L’Europe va-t-elle éclater ? Donald Trump va-t-il devenir président des Etats-Unis ? Apres Paris, Bruxelles, Nice… les attentats vont-ils se généraliser ? La persécution et le fanatisme religieux vont-ils devenir la caractéristique du 21e siècle ?
Cela fait beaucoup de questions pour commencer une réflexion sur notre époque. Vous me direz peut-être que les générations précédentes n’ont pas échappé à ce genre d’interrogations. Je me demande parfois quelles questions se posaient nos grands-parents lorsque la Seconde Guerre mondiale a éclaté ? Le monde va-t-il plus mal aujourd’hui qu’il y a 80 ans, qu’il y a deux siècles ? En tous les cas il ne va pas bien et c’est cela sans doute qui doit nous faire réfléchir. Il ne va pas mieux malgré toutes les promesses des politiciens en campagne, tous les progrès scientifiques, toutes les actions de bonne volonté et tous les sacrifices.

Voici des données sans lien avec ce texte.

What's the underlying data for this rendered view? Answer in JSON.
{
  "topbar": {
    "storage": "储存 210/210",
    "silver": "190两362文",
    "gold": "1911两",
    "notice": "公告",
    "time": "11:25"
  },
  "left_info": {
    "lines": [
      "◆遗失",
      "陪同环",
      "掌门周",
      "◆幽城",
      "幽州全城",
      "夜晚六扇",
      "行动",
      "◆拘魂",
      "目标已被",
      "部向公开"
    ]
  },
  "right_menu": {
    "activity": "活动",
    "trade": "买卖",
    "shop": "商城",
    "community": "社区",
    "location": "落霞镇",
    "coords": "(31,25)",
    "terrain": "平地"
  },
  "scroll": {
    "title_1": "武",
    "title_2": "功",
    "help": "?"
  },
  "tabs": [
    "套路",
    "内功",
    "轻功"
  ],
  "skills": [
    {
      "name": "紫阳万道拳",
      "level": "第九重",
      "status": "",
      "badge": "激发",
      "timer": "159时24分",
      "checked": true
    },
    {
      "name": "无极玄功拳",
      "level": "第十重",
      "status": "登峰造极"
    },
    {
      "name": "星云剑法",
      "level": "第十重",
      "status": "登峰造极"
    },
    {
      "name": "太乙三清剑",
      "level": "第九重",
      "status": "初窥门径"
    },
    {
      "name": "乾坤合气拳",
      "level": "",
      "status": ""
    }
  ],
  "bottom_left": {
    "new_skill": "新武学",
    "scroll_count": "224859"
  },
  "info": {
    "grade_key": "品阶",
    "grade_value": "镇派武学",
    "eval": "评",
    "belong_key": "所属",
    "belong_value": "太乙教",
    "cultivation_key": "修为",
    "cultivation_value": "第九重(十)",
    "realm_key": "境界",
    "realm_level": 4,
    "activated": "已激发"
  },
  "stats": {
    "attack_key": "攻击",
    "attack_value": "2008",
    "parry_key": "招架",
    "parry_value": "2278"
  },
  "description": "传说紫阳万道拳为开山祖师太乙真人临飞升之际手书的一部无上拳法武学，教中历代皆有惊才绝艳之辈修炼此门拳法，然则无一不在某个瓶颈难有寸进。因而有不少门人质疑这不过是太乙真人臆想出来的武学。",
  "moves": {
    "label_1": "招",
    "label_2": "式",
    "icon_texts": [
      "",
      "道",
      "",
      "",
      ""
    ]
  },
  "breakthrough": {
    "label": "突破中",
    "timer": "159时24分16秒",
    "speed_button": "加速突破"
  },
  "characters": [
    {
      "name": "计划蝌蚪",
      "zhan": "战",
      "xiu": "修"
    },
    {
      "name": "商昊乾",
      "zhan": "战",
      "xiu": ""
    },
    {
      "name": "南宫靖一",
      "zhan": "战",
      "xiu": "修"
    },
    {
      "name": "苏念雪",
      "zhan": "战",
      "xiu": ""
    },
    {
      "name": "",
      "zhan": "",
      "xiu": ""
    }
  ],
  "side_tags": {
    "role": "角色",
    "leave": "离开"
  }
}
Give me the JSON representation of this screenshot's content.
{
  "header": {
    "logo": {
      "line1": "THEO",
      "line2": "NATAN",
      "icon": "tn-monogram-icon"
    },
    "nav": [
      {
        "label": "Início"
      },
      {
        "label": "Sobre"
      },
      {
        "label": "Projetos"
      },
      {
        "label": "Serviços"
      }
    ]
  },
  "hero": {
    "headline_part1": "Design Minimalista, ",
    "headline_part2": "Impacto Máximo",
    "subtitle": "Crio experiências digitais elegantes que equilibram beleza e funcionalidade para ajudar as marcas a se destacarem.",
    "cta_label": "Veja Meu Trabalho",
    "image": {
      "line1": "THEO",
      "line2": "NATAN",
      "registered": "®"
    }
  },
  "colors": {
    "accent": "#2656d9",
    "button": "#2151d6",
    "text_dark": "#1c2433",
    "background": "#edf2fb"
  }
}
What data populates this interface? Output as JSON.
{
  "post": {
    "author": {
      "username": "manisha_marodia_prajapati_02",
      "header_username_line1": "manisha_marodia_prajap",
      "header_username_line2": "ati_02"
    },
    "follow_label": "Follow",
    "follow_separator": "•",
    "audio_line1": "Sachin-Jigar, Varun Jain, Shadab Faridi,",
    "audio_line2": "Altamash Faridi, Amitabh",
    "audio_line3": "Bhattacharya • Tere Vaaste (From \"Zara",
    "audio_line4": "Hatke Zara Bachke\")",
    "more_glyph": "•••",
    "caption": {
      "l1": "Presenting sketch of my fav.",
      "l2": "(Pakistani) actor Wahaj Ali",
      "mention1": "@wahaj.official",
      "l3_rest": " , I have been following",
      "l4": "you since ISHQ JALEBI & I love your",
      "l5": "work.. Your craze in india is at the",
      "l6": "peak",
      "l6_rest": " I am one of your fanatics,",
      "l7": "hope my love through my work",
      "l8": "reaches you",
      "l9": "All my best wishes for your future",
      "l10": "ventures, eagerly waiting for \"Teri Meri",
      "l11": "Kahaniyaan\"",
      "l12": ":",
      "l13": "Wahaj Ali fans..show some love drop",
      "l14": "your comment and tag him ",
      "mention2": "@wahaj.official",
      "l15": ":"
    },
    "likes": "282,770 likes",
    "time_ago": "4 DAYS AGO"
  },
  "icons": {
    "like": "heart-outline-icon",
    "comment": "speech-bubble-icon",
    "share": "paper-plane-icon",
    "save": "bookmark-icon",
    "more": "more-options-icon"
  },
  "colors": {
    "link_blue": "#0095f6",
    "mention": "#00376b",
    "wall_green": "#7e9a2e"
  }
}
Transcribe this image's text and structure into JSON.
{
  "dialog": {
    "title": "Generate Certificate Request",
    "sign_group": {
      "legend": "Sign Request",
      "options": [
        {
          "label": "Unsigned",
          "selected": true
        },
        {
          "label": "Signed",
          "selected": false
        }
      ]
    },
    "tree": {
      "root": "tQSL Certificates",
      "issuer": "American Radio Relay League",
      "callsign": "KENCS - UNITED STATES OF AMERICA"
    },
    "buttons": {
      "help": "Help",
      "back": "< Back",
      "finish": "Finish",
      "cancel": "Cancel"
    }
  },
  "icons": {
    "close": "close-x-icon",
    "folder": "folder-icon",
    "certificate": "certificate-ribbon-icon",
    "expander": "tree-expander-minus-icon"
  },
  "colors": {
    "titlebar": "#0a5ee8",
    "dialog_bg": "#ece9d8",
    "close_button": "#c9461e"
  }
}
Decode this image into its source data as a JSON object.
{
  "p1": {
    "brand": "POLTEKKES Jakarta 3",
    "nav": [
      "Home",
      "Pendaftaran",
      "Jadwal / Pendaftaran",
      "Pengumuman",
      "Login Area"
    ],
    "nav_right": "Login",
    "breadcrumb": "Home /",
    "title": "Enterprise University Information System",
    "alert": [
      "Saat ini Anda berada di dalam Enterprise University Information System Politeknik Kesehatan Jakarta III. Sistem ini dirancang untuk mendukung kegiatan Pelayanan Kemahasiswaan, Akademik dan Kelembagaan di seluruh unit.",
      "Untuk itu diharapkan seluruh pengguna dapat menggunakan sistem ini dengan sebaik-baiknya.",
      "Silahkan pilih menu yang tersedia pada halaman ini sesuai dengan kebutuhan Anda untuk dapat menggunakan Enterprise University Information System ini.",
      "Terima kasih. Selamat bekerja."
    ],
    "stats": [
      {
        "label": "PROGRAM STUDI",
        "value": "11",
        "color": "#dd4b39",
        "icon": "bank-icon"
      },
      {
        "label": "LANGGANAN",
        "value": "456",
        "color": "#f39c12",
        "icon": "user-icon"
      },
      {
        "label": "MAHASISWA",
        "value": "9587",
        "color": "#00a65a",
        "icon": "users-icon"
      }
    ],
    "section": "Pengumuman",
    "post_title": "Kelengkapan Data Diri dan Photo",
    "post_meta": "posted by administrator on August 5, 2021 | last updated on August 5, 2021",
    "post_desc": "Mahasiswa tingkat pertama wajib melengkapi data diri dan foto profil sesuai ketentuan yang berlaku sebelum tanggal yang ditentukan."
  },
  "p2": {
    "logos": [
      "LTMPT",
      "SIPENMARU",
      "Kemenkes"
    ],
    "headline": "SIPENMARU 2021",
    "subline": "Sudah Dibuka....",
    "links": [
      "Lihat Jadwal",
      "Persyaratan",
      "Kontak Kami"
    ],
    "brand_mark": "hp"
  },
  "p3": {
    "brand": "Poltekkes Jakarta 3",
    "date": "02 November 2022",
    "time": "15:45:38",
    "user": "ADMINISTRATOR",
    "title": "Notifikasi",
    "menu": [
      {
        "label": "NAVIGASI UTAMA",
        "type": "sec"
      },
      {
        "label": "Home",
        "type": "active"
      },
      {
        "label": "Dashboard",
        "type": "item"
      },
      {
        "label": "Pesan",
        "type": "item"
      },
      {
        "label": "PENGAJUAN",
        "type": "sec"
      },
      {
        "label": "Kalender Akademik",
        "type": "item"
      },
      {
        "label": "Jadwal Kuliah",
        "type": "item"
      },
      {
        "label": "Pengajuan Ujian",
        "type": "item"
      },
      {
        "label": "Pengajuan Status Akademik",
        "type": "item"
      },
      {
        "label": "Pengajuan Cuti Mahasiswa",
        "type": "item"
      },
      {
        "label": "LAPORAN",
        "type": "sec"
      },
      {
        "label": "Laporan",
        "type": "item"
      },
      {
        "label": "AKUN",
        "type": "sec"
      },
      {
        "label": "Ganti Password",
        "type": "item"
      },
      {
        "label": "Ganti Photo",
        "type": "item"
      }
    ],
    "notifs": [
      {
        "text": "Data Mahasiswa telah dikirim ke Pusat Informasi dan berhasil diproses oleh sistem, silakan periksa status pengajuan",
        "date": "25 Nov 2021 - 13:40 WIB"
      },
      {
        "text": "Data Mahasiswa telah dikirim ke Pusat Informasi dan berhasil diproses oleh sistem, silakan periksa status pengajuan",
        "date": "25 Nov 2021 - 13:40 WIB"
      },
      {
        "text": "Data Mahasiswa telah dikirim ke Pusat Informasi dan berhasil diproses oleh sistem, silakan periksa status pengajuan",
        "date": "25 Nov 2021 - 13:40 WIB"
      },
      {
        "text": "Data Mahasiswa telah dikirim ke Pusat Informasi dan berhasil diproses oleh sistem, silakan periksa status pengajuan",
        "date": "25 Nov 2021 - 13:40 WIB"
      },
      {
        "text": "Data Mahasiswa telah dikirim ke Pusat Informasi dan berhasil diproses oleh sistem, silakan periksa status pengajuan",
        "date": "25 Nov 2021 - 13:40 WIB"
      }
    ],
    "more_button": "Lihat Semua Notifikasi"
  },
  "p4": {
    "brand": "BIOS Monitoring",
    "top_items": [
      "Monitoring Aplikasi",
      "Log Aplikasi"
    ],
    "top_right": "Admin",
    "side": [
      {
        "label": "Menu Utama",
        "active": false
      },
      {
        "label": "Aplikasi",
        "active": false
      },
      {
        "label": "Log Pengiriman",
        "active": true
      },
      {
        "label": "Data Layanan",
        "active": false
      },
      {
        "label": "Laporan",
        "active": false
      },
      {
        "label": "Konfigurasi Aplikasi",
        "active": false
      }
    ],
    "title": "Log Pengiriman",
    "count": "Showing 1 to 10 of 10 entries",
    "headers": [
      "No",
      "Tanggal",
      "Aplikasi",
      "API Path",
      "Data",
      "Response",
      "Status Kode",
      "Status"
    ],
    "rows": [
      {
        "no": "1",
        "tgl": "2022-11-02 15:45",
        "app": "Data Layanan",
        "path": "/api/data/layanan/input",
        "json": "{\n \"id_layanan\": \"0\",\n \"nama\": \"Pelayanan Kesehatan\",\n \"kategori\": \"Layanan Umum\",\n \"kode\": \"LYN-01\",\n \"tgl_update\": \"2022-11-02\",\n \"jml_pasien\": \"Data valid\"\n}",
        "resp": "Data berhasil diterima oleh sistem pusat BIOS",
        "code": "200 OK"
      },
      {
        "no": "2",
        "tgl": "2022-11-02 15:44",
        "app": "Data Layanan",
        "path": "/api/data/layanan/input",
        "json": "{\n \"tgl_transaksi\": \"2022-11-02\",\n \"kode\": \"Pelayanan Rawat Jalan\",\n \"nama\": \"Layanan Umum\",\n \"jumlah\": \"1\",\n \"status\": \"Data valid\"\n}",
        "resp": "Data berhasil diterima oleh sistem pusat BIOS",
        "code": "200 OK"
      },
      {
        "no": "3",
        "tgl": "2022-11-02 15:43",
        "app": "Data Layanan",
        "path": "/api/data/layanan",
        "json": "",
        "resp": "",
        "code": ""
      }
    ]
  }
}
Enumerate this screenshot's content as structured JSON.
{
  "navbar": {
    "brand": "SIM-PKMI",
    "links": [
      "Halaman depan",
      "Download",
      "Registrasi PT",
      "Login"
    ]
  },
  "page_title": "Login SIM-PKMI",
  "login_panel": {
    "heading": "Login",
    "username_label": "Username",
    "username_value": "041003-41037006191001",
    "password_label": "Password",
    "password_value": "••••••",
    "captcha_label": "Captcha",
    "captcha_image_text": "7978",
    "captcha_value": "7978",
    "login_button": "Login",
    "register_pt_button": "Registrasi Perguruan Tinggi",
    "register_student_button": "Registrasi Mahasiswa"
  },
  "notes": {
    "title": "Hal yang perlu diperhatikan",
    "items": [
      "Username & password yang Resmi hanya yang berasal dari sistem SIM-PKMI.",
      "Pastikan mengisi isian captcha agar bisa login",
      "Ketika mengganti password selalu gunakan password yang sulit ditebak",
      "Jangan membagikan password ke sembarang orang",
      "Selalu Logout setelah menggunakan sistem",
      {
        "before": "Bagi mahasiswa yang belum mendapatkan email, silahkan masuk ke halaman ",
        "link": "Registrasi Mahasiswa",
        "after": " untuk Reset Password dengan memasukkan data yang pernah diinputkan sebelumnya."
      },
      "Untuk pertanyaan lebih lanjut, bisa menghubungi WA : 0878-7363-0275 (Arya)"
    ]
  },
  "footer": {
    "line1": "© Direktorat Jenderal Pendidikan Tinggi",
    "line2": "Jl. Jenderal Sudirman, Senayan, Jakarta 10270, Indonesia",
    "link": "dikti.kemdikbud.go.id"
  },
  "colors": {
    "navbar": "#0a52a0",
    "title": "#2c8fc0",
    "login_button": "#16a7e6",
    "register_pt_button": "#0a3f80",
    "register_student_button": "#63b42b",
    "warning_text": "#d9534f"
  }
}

L’accumulation et la succession de crises majeures fait sans doute la particularité de ces quelques dernières années. On a l’impression d’être entraîné dans « des montagnes russes » passant d’une descente vertigineuse à l’autre.
Les solutions proposées offrent l’illusion que le parcours va se stabiliser mais le temps d’une respiration et de nouvelles chutes s’enchaînent.
Un vent d’optimisme soufflait
Il y a 21 ans, lorsque j’ai été appelé à prendre en charge le département des affaires publiques et de la liberté religieuse pour l’Eglise mondiale, un vent d’optimisme traversait notre planète. Dans l’ex-Union soviétique, les régimes communistes s’effondraient et la liberté religieuse revenait en force. Marc Finley prêchait au Kremlin et Billy Graham remplissait le stade de Moscou. Dans ce contexte plein d’espoir, j’organisais mon premier congrès mondial de la liberté religieuse. Les problèmes que nos membres d’églises affrontaient alors étaient surtout liés à notre observation du Sabbat. Nous sortions petit à petit d’une très forte campagne antisecte en Europe de l’Ouest. On accusait les groupes religieux minoritaires de menacer la famille, la démocratie, la république… On citait des cas de manipulations mentales, d’abus sexuels, de détournement d’argent. Les « sectes », que personne n’arrivait à définir, étaient coupables de tous les maux. Bien que nous ayons été rarement cités ou visés, à cause de notre respect du Sabbat, nous devenions des victimes collatérales potentielles.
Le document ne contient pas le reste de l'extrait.